Только отошел от кустов, подходят четверо молодых парней, причем одновременно с четырех сторон. Который шел на меня спереди, в упор приставил мне в область солнечного сплетения «собачью ногу» (револьвер), сзади в спину уперлось что-то острое. У одного парня заметил блеснувший «кишкоправ» (финский нож). Парень с револьвером сказал:
— Слушай, парень, быстро раздевайся, только без хипиша.

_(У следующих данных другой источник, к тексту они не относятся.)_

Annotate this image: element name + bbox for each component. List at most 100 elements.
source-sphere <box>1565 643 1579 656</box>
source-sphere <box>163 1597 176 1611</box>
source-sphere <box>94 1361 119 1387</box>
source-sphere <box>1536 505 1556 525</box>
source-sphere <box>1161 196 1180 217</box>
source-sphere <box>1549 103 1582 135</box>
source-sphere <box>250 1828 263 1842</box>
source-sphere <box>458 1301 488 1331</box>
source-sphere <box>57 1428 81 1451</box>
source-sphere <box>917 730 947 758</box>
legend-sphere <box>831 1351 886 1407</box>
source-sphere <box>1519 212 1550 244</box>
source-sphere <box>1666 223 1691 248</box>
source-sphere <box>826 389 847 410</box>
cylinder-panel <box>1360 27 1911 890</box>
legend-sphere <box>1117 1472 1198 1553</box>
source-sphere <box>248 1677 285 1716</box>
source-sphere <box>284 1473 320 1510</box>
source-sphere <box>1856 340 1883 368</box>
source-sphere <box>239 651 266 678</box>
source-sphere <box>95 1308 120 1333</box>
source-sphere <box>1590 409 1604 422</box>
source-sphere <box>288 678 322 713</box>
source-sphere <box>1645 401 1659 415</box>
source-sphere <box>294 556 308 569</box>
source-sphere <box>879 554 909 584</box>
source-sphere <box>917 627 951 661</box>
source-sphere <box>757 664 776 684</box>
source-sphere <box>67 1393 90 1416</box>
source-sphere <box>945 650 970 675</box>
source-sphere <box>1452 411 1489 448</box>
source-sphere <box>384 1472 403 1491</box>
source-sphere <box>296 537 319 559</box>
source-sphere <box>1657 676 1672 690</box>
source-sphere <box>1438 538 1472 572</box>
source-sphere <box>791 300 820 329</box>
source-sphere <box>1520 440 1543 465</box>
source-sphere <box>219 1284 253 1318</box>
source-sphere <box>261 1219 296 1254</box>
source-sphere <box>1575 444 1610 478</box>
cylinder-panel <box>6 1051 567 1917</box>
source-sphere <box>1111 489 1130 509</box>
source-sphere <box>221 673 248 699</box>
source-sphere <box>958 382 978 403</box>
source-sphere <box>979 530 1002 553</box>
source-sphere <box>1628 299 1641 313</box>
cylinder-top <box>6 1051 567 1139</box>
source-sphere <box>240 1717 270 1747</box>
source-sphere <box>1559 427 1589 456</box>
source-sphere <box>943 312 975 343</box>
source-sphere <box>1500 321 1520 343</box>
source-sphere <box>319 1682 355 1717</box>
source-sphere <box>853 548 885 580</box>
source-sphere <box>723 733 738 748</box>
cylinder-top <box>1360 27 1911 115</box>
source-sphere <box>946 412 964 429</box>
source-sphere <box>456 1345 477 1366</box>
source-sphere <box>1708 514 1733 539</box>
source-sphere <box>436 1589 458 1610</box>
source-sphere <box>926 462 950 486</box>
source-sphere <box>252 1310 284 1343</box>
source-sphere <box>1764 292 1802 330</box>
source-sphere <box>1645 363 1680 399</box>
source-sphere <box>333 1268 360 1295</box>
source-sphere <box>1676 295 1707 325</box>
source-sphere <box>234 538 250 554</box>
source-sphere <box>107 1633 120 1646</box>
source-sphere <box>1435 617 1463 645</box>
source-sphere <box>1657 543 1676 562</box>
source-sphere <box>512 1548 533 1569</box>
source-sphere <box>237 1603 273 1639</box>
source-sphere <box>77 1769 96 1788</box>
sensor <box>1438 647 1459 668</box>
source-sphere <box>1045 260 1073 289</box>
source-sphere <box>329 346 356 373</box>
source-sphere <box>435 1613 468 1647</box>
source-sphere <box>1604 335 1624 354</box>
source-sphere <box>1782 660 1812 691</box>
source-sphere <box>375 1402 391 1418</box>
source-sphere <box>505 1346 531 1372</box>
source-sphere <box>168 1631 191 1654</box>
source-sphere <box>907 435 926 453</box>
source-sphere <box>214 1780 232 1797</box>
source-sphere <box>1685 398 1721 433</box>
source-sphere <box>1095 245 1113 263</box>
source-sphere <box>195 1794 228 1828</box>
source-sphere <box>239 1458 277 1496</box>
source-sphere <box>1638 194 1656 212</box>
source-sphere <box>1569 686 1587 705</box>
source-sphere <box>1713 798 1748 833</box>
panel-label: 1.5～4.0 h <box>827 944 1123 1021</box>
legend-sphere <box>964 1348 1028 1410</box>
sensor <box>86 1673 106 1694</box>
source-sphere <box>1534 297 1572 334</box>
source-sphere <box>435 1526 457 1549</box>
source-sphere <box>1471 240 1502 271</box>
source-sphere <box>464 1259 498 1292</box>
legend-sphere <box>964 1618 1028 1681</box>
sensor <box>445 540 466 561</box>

«Суки, „торчков бомбят“, — подумал я, усмехаясь про себя. — Что посеешь, Дим Димыч, то и пожнешь, так в Библии сказано. С чем боролся, на то и напоролся. Жалко, Витька нет со мной. В кого только они переодевать меня будут, что-то не вижу подходящих кандидатур».
Обвел взглядом грабителей: двое русских, двое — армяне или азербайджанцы, и, чтобы выиграть время, сказал:
— Мне не жалко костюма, ребята. Только никому из вас он не подойдет, велик будет.
— Это уж не твоя забота. Быстро, сука, кому сказано было, — сказал первый.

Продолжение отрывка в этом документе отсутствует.